Exertion headaches are often mistaken for muscle cramps due to their similar symptoms: pain localized around one side of the face; redness in one eye; sensitivity to light; nausea; vomiting; dizziness or vertigo (feeling as if you’re spinning). However unlike muscle cramps which are acute spasms of short duration (seconds) with no long term damage nor permanent changes in strength/control of affected body parts—exertion headaches tend not be associated with weakness or loss of control over movement patterns despite being very painful at times–which makes them more akin physiologically speaking than physically speaking!
Spinal headaches are the most common type of headache and are caused by a problem with your spine, such as a pinched nerve. The pain can be felt in your neck, shoulders or back. A spinal headache may be caused by an injury, or by a condition such as herniated disks that put pressure on nerves. You should see a doctor if you have this type of headache because it can be treated with physical therapy and medication.
A thunderclap headache is a sudden, severe headache that occurs with no warning and can be caused by a number of different conditions. It’s often the result of a severe head injury or stroke. These are both serious medical emergencies that require immediate medical attention, so if you experience this type of headache, call 911 immediately. Other causes include aneurysms (bulges in blood vessels that can burst) and brain tumors. A thunderclap headache may also be accompanied by nausea, vomiting, dizziness, double vision or numbness on one side of your face or body.
Contraction headaches, also known as ice pick headaches, are severe throbbing pains that last for about a minute. They’re often described as a sharp and sudden stabbing pain, like an icicle going into your head.
Ice pick headaches can occur when there’s a little bit of blood in the space around the brain or between two layers of tissue in your head—most commonly from dental work or sinus inflammation.
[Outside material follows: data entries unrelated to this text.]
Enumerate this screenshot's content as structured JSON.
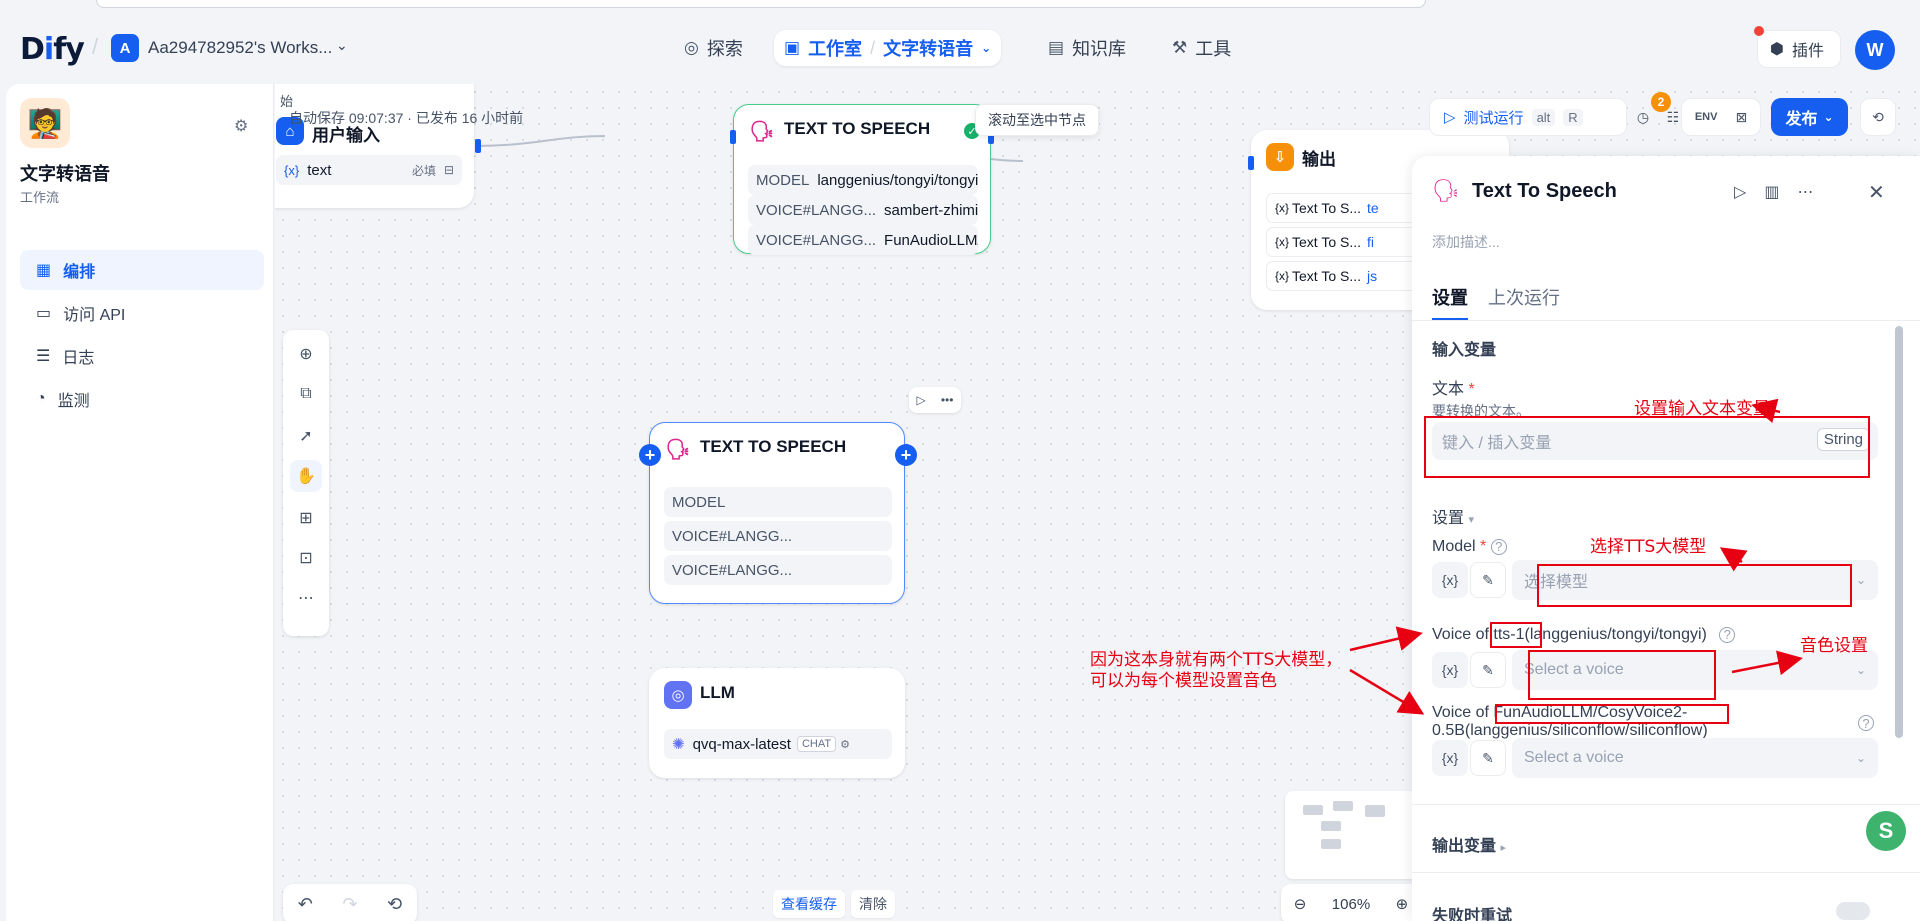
{
  "header": {
    "logo": "Dify",
    "workspace_initial": "A",
    "workspace_name": "Aa294782952's Works...",
    "nav": {
      "explore": "探索",
      "studio": "工作室",
      "studio_sub": "文字转语音",
      "knowledge": "知识库",
      "tools": "工具"
    },
    "plugins": "插件",
    "user_initial": "W"
  },
  "sidebar": {
    "app_name": "文字转语音",
    "app_type": "工作流",
    "items": [
      {
        "label": "编排",
        "icon": "layout-icon"
      },
      {
        "label": "访问 API",
        "icon": "terminal-icon"
      },
      {
        "label": "日志",
        "icon": "file-text-icon"
      },
      {
        "label": "监测",
        "icon": "gauge-icon"
      }
    ]
  },
  "canvas": {
    "partial_label": "始",
    "autosave": "自动保存 09:07:37 · 已发布 16 小时前",
    "scroll_tooltip": "滚动至选中节点",
    "cache": {
      "view": "查看缓存",
      "clear": "清除"
    },
    "zoom": "106%",
    "user_input_node": {
      "title": "用户输入",
      "var_prefix": "{x}",
      "var_name": "text",
      "required": "必填"
    },
    "tts_node_1": {
      "title": "TEXT TO SPEECH",
      "rows": [
        {
          "key": "MODEL",
          "value": "langgenius/tongyi/tongyi..."
        },
        {
          "key": "VOICE#LANGG...",
          "value": "sambert-zhimin..."
        },
        {
          "key": "VOICE#LANGG...",
          "value": "FunAudioLLM/..."
        }
      ]
    },
    "output_node": {
      "title": "输出",
      "rows": [
        "Text To S...",
        "Text To S...",
        "Text To S..."
      ],
      "tail": [
        "te",
        "fi",
        "js"
      ]
    },
    "tts_node_2": {
      "title": "TEXT TO SPEECH",
      "rows": [
        "MODEL",
        "VOICE#LANGG...",
        "VOICE#LANGG..."
      ]
    },
    "llm_node": {
      "title": "LLM",
      "model": "qvq-max-latest",
      "mode": "CHAT"
    }
  },
  "topbar": {
    "run_label": "测试运行",
    "run_kbd_1": "alt",
    "run_kbd_2": "R",
    "badge": "2",
    "env": "ENV",
    "publish": "发布"
  },
  "panel": {
    "title": "Text To Speech",
    "description_placeholder": "添加描述...",
    "tabs": [
      "设置",
      "上次运行"
    ],
    "input_section": "输入变量",
    "text_label": "文本",
    "text_hint": "要转换的文本。",
    "text_placeholder": "键入 / 插入变量",
    "string_tag": "String",
    "settings_section": "设置",
    "model_label": "Model",
    "model_placeholder": "选择模型",
    "voice1_prefix": "Voice of",
    "voice1_model": "tts-1(langgenius/tongyi/tongyi)",
    "voice1_placeholder": "Select a voice",
    "voice2_prefix": "Voice of",
    "voice2_model": "FunAudioLLM/CosyVoice2-",
    "voice2_model_2": "0.5B(langgenius/siliconflow/siliconflow)",
    "voice2_placeholder": "Select a voice",
    "var_icon": "{x}",
    "output_section": "输出变量",
    "retry_section": "失败时重试"
  },
  "annotations": {
    "set_input": "设置输入文本变量",
    "select_tts": "选择TTS大模型",
    "voice_setting": "音色设置",
    "two_models_1": "因为这本身就有两个TTS大模型，",
    "two_models_2": "可以为每个模型设置音色"
  },
  "colors": {
    "accent": "#155eef",
    "annotation": "#e60012",
    "tts_icon": "#dd2590",
    "output_icon": "#f79009",
    "llm_icon": "#6172f3"
  }
}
They can also come from eye strain and stress-related tension in your neck muscles (called muscle knots).
Knowing what causes your headaches is important to managing the pain. You can learn to avoid triggers, manage the symptoms, and manage stress and anxiety. You may be able to prevent headaches by avoiding certain foods or drinks that trigger them for you. If you have chronic migraines or cluster headaches, talk with your doctor about preventive medications that may help reduce the frequency of attacks. We hope that, after reading this article, you are more aware of your headache’s symptoms and causes. It can help you get treated sooner and avoid unnecessary doctor’s visits. If your headache is severe or persistent, please consult with a doctor for further evaluation and treatment options.